Ort: Düsseldorfer Schauspielhaus, Düsseldorf
Vorband: –

Mein letzter Besuch beim New Fall Festival ist schon ein paar Jahre her. Schade eigentlich, denn das Musikfestival rund um die Tonhalle und den Robert-Schumann-Saal ist ein schönes Indoor-Festival. Doch leider hat es sich über die Jahre seit der ‘Erstausstrahlung’ nicht so oft ergeben; manchmal lag es an mir, manchmal an den Festivalangeboten. In diesem Jahr stimmte das Angebot. Große Namen, interessante Konzerte versprachen einiges. Wet leg, Róisín Murphy, Yann Tiersen, Perfume Genius, Betterow, Samy Deluxe, Charlie Cunningham, selten war ein New Fall Festival so hochkarätig besetzt. leider hatte ich nicht an jedem der Festivaltage Zeit, aber Betterov am Klavier im Düsseldorfer Schauspielhaus am Sonntag wollte ich (und konnte ich) mitnehmen. Das versprach interessant zu werden und im Düsseldorfer Schauspielhaus war ich auch noch nie. Also buchte ich ein Ticket und stellte dann fest, dass das Konzert für 15 Uhr nachmittags angesetzt war. Ist das ein Problem? Nein. Im Gegenteil, so sprach nichts gegen eine – sicherlich gemütliche – Anreise mit dem Zug. Um es gleich vorweg zu erwähnen, das Konzert im wirklich sehr schönen Düsseldorfer Schauspielhaus war gemütlich, die Zugfahrt eher so semi-gemütlich.
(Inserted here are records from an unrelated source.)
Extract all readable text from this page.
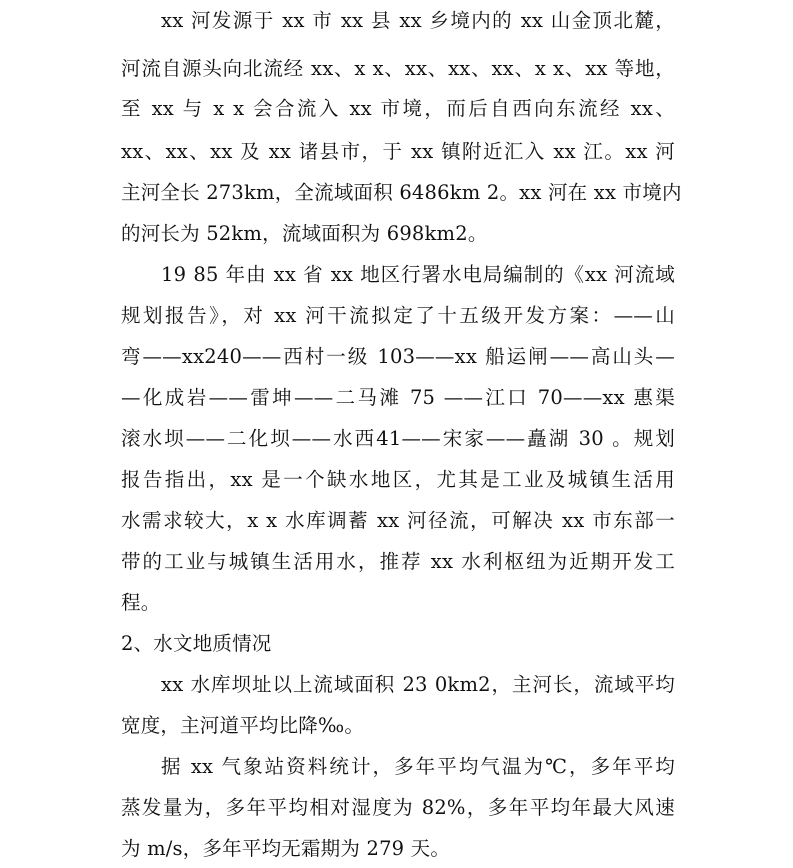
xx 河发源于 xx 市 xx 县 xx 乡境内的 xx 山金顶北麓，
河流自源头向北流经 xx、x x、xx、xx、xx、x x、xx 等地，
至 xx 与 x x 会合流入 xx 市境，而后自西向东流经 xx、
xx、xx、xx 及 xx 诸县市，于 xx 镇附近汇入 xx 江。xx 河
主河全长 273km，全流域面积 6486km 2。xx 河在 xx 市境内
的河长为 52km，流域面积为 698km2。
19 85 年由 xx 省 xx 地区行署水电局编制的《xx 河流域
规划报告》，对 xx 河干流拟定了十五级开发方案：——山
弯——xx240——西村一级 103——xx 船运闸——高山头—
—化成岩——雷坤——二马滩 75 ——江口 70——xx 惠渠
滚水坝——二化坝——水西41——宋家——矗湖 30 。规划
报告指出，xx 是一个缺水地区，尤其是工业及城镇生活用
水需求较大，x x 水库调蓄 xx 河径流，可解决 xx 市东部一
带的工业与城镇生活用水，推荐 xx 水利枢纽为近期开发工
程。
2、水文地质情况
xx 水库坝址以上流域面积 23 0km2，主河长，流域平均
宽度，主河道平均比降‰。
据 xx 气象站资料统计，多年平均气温为℃，多年平均
蒸发量为，多年平均相对湿度为 82%，多年平均年最大风速
为 m/s，多年平均无霜期为 279 天。
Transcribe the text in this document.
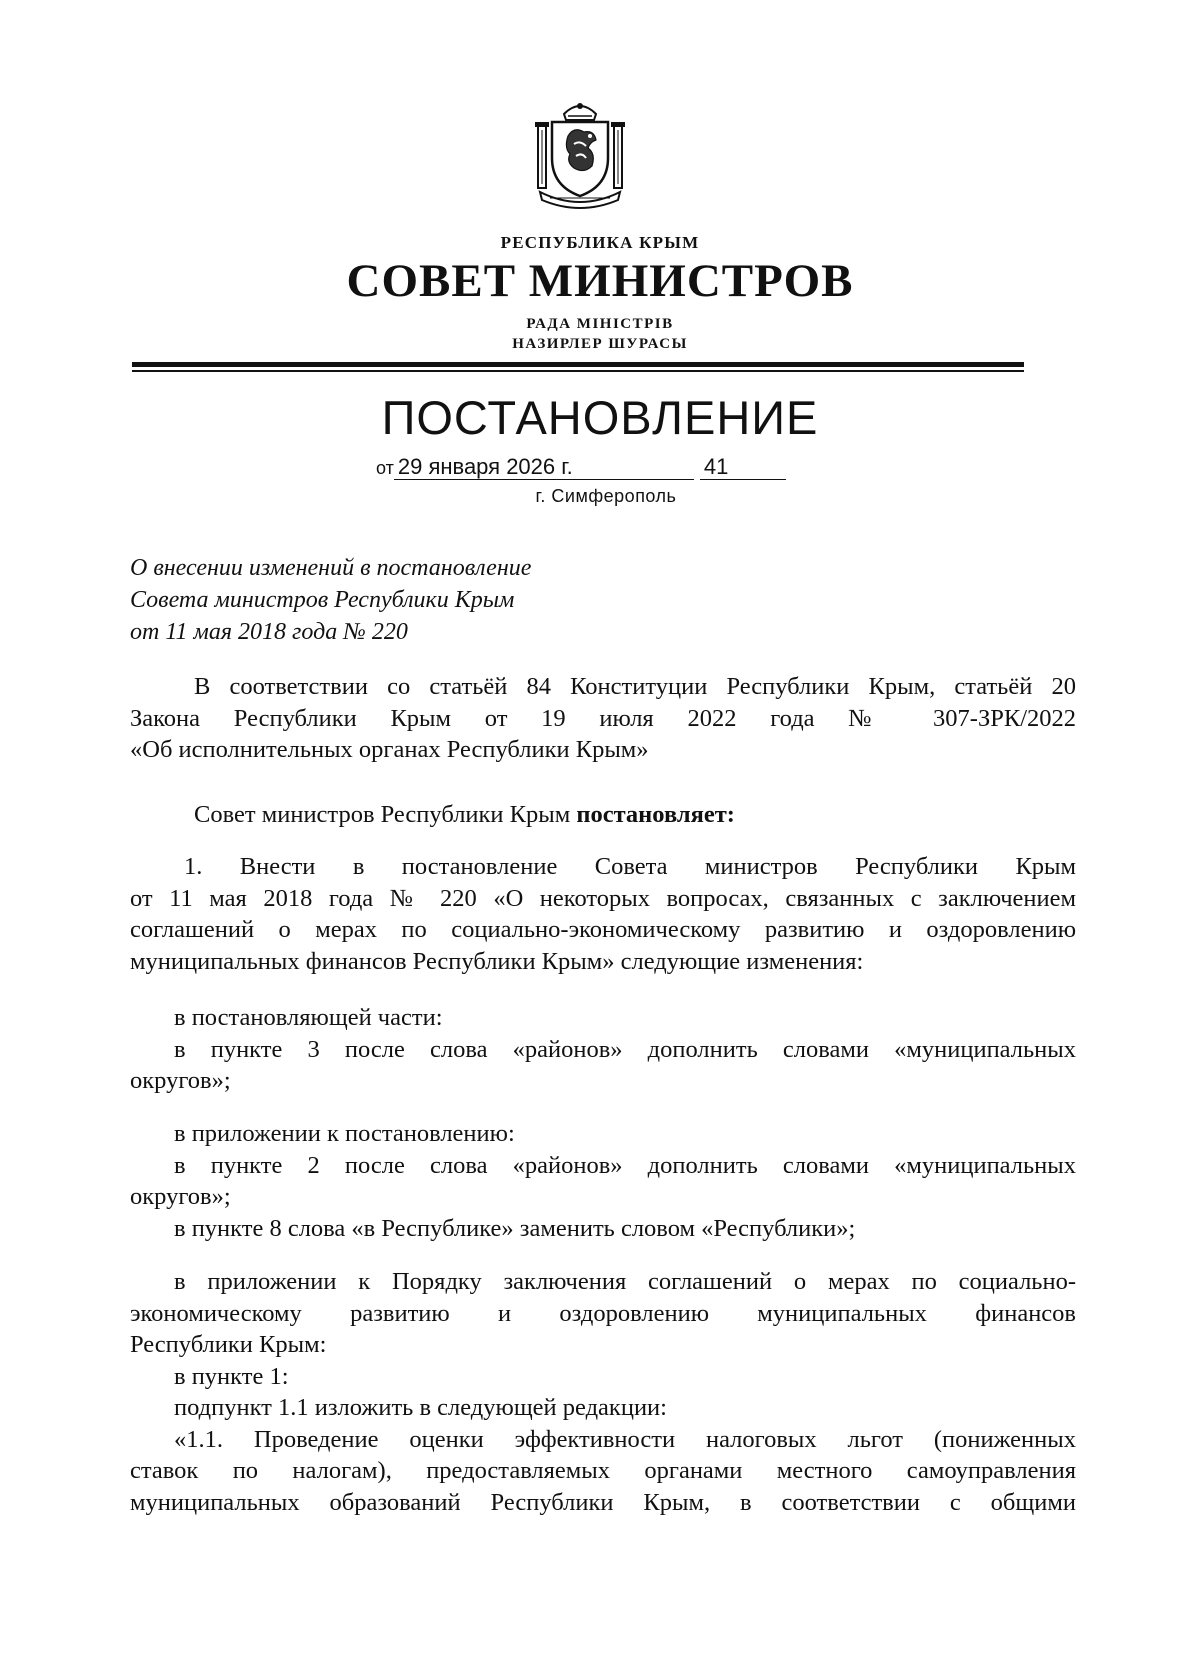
РЕСПУБЛИКА КРЫМ
СОВЕТ МИНИСТРОВ
РАДА МІНІСТРІВ
НАЗИРЛЕР ШУРАСЫ
ПОСТАНОВЛЕНИЕ
от 29 января 2026 г.	41
г. Симферополь
О внесении изменений в постановление
Совета министров Республики Крым
от 11 мая 2018 года № 220

В соответствии со статьёй 84 Конституции Республики Крым, статьёй 20

Закона Республики Крым от 19 июля 2022 года № 307-ЗРК/2022

«Об исполнительных органах Республики Крым»

Совет министров Республики Крым постановляет:

1. Внести в постановление Совета министров Республики Крым

от 11 мая 2018 года № 220 «О некоторых вопросах, связанных с заключением

соглашений о мерах по социально-экономическому развитию и оздоровлению

муниципальных финансов Республики Крым» следующие изменения:

в постановляющей части:

в пункте 3 после слова «районов» дополнить словами «муниципальных

округов»;

в приложении к постановлению:

в пункте 2 после слова «районов» дополнить словами «муниципальных

округов»;

в пункте 8 слова «в Республике» заменить словом «Республики»;

в приложении к Порядку заключения соглашений о мерах по социально-

экономическому развитию и оздоровлению муниципальных финансов

Республики Крым:

в пункте 1:

подпункт 1.1 изложить в следующей редакции:

«1.1. Проведение оценки эффективности налоговых льгот (пониженных

ставок по налогам), предоставляемых органами местного самоуправления

муниципальных образований Республики Крым, в соответствии с общими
Am Sonntag Mittag und -nachmittag gehören die Regionalbahnen den Sportfans. Eishockey und Fußball dominieren an diesem Sonntag das Sportgeschehen in der Stadt, entsprechend themenbelastet und wuselig ist meine erste Zugetappe. Ich erblicke einen HSV-Fan unter viel rot-weiß und höre Geschichten vom UEFA Cup Halbfinale 1980 gegen Ipswich Town bis hin zum letzten Schiedsrichterversagen im DFB-Pokalspiel am letzten Dienstag. ‘Wo ist der VAR, wenn man ihn braucht’, lautet zusammengefasst der Tenor einer Dreiergruppe mit Reissdorf-Sixpack. Interessanterweise klingen die drei jedoch eher nach Fussballfantraditionalisten, die ansonsten und eigentlich jedwede Existenzberechtigung des Kölner Kellers in Frage stellen. Motto: Entscheidungen sollen auf dem Platz gefällt werden und nicht nach 5-minütigem Zeitlupe gucken vor einem Monitor. Lange Rede kurzer Sinn: sowohl die Zugfahrt nach Düsseldorf als auch zurück (starker Besuch von Lautern Fans im RE nach Koblenz) ist amüsant und unterhaltsam. Aber eben auch sehr voll.
Betterov.
Betterov am Klavier. So wird das Konzert angekündigt. Und das ist glatt gelogen. Auf der Bühne steht kein Klavier, dort steht ein Keyboard oder allerhöchstens ein Digitalpiano. Den Unterschied kennen nur Musikprofis. Ich bin keiner, daher weiß ich nur, dass ein Klavier anders aussieht. Vielleicht meinen und nutzen die New Fall Macher in ihren Ankündigungen zum Konzert auch die ältere Definition des Begriffs Klavier. Bei Wikipedia lerne ich, dass historisch betrachtet das Wort Klavier allgemein irgendein Tasteninstrument bezeichnet, gelegentlich auch nur eine Klaviatur, also einen Teil eines Instruments. Und schon wäre alles wieder gut. Okay. Genug.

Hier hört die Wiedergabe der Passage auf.